The formats supported for timestamps are limited similar to dates. The first part of the format must be a supported date format. The second part must start with a 'T' to separate the time portion followed by one of the following formats:

  • HH:mm:ss.SSSXXX
  • HH:mm:ss[.SSS][XXX]
  • HH:mm
  • HH:mm:ss
  • HH:mm[:ss]
  • HH:mm:ss.SSS
  • HH:mm:ss[.SSS]

Just like with dates all timestamp formats are actually supported at the same time. The plugin will disable itself if it sees a format it cannot support.

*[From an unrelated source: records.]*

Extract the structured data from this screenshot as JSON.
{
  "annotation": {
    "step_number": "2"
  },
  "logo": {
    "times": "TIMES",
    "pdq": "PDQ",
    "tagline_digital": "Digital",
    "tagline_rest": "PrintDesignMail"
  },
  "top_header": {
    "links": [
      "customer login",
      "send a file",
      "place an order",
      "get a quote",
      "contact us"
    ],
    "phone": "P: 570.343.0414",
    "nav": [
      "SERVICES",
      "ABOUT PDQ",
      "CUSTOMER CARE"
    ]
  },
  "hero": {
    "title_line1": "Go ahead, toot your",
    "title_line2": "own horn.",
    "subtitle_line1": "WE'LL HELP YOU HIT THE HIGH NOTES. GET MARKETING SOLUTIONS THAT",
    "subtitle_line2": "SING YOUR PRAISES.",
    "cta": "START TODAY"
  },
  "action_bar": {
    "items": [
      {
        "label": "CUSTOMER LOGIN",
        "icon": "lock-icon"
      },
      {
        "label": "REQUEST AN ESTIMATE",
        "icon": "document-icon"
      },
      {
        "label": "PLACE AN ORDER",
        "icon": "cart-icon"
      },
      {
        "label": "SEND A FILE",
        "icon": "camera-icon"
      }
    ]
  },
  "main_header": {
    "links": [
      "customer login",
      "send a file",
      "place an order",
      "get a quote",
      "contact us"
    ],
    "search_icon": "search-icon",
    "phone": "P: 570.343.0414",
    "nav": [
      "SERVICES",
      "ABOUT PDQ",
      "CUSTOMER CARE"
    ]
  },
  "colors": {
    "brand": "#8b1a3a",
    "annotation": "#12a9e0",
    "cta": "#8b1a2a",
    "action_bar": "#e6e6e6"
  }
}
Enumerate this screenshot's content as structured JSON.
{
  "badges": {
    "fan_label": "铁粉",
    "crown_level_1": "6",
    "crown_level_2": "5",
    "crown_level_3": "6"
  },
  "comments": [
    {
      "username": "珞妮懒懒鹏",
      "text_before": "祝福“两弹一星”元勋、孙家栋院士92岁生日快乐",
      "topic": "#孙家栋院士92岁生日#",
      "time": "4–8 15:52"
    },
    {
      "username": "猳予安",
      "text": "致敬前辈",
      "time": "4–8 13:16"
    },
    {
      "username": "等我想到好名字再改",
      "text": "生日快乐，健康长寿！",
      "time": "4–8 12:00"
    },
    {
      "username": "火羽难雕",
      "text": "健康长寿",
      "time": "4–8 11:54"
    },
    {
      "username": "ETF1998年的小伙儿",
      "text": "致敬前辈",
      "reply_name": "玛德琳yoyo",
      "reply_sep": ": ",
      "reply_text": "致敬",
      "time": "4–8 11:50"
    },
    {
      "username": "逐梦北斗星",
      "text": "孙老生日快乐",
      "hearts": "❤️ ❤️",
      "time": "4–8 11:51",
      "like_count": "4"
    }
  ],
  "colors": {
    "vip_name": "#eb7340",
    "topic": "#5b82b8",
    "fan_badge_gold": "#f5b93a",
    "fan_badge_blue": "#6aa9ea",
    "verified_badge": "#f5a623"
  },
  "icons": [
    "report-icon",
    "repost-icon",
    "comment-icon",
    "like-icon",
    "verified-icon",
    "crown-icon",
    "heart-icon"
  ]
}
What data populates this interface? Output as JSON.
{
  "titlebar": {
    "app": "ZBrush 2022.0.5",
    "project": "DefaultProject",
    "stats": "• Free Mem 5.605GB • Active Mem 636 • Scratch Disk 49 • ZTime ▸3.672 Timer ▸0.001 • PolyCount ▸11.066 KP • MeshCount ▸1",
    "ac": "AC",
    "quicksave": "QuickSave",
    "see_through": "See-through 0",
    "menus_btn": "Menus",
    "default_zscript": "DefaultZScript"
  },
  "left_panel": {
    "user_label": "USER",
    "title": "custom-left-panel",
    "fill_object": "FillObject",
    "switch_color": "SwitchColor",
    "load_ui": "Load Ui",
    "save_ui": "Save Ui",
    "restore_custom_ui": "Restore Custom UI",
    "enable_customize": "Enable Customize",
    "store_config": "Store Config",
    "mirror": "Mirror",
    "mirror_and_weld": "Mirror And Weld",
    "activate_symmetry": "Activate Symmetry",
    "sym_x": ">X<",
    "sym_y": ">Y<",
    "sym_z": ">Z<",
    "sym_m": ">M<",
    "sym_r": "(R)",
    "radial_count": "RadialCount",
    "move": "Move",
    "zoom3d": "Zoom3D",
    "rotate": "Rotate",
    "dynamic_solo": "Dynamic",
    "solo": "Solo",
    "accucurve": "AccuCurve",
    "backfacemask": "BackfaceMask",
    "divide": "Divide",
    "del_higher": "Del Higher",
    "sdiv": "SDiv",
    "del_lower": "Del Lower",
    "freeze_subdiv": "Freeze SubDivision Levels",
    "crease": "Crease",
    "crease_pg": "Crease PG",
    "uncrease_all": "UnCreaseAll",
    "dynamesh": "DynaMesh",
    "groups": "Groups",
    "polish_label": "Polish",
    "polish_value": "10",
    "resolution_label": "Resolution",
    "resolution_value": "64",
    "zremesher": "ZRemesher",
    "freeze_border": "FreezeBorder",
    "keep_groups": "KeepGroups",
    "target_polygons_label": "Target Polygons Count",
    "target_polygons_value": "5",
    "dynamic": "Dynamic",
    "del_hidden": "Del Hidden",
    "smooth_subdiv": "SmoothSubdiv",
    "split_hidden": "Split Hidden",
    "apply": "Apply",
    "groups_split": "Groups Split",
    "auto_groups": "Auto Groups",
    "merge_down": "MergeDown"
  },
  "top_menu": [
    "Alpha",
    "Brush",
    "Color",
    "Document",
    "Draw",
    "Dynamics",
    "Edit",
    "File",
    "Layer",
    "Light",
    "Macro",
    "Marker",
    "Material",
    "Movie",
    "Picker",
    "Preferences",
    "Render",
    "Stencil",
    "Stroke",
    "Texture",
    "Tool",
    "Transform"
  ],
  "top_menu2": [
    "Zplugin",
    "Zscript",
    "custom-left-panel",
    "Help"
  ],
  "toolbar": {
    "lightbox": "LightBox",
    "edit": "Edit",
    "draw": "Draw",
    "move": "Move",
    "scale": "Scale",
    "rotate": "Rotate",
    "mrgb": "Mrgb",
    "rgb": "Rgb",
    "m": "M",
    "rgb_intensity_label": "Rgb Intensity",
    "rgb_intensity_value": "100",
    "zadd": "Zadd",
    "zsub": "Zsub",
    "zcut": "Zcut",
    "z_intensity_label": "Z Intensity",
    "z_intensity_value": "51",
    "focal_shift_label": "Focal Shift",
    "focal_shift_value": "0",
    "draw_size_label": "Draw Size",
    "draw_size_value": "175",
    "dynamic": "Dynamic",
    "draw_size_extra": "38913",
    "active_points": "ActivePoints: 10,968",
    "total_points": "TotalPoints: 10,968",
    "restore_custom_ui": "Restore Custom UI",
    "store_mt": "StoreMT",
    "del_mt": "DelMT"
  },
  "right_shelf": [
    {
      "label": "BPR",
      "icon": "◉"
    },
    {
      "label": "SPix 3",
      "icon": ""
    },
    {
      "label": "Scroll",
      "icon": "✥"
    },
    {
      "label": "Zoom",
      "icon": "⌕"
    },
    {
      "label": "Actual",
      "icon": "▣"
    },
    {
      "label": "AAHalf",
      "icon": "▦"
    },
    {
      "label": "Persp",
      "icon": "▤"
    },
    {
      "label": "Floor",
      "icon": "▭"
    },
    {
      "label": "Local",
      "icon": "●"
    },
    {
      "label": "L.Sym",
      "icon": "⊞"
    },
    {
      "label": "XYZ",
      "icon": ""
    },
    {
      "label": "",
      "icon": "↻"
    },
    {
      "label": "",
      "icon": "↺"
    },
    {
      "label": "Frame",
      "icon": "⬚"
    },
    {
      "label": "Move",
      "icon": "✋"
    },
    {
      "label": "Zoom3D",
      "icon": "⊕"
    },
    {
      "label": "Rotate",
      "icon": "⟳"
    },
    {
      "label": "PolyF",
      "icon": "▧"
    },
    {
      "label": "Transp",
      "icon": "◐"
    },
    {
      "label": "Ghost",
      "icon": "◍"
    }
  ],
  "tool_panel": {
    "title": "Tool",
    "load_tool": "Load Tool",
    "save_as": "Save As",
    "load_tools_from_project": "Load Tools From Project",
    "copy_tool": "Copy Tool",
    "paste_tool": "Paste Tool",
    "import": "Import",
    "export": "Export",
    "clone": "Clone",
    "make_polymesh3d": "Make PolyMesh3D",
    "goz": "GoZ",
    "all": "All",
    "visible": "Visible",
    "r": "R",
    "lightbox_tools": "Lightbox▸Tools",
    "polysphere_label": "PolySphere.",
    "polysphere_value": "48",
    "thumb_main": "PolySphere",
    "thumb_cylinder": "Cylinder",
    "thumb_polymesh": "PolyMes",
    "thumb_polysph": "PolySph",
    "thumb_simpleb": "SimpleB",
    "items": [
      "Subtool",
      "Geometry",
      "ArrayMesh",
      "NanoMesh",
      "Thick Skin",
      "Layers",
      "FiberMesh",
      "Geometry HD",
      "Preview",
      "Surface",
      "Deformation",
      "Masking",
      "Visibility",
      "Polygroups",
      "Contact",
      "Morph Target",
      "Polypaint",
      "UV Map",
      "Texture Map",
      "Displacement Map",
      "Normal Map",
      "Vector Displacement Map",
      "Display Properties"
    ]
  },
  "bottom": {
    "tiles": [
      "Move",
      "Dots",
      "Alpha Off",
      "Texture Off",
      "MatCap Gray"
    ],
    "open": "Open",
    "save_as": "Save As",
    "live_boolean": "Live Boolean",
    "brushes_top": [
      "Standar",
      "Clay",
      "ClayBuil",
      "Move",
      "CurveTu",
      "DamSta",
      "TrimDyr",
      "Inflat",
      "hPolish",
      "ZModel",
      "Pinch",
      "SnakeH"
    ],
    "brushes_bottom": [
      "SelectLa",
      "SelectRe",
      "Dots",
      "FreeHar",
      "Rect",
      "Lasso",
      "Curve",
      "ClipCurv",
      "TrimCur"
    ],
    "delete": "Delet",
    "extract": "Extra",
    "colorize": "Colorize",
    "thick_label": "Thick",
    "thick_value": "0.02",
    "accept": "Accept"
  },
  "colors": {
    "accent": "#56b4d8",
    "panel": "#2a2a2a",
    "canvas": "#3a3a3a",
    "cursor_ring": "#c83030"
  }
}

Invalid timestamps in Spark, ones that have the correct format, but the numbers produce invalid dates or times, can result in an exception by default and how they are parsed can be controlled through a config. The RAPIDS Accelerator does not support any of this and will produce an incorrect date. Typically, one that overflowed.

CSV Floating Point

The CSV parser is not able to parse NaN values. These are likely to be turned into null values, as described in this issue.

Some floating-point values also appear to overflow but do not for the CPU as described in this issue.

Any number that overflows will not be turned into a null value.

Also parsing of some values will not produce bit for bit identical results to what the CPU does. They are within round-off errors except when they are close enough to overflow to Inf or -Inf which then results in a number being returned when the CPU would have returned null.

CSV Integer

Any number that overflows will not be turned into a null value.


The ORC format has fairly complete support for both reads and writes. There are only a few known issues. The first is for reading timestamps and dates around the transition between Julian and Gregorian calendars as described here. A similar issue exists for writing dates as described here. Writing timestamps, however only appears to work for dates after the epoch as described here.

The plugin supports reading uncompressed, snappy and zlib ORC files and writing uncompressed and snappy ORC files. At this point, the plugin does not have the ability to fall back to the CPU when reading an unsupported compression format, and will error out in that case.


The Parquet format has more configs because there are multiple versions with some compatibility issues between them. Dates and timestamps are where the known issues exist. For reads when spark.sql.legacy.parquet.datetimeRebaseModeInWrite is set to CORRECTED timestamps before the transition between the Julian and Gregorian calendars are wrong, but dates are fine. When spark.sql.legacy.parquet.datetimeRebaseModeInWrite is set to LEGACY, the read may fail for values occurring before the transition between the Julian and Gregorian calendars, i.e.: date <= 1582-10-04.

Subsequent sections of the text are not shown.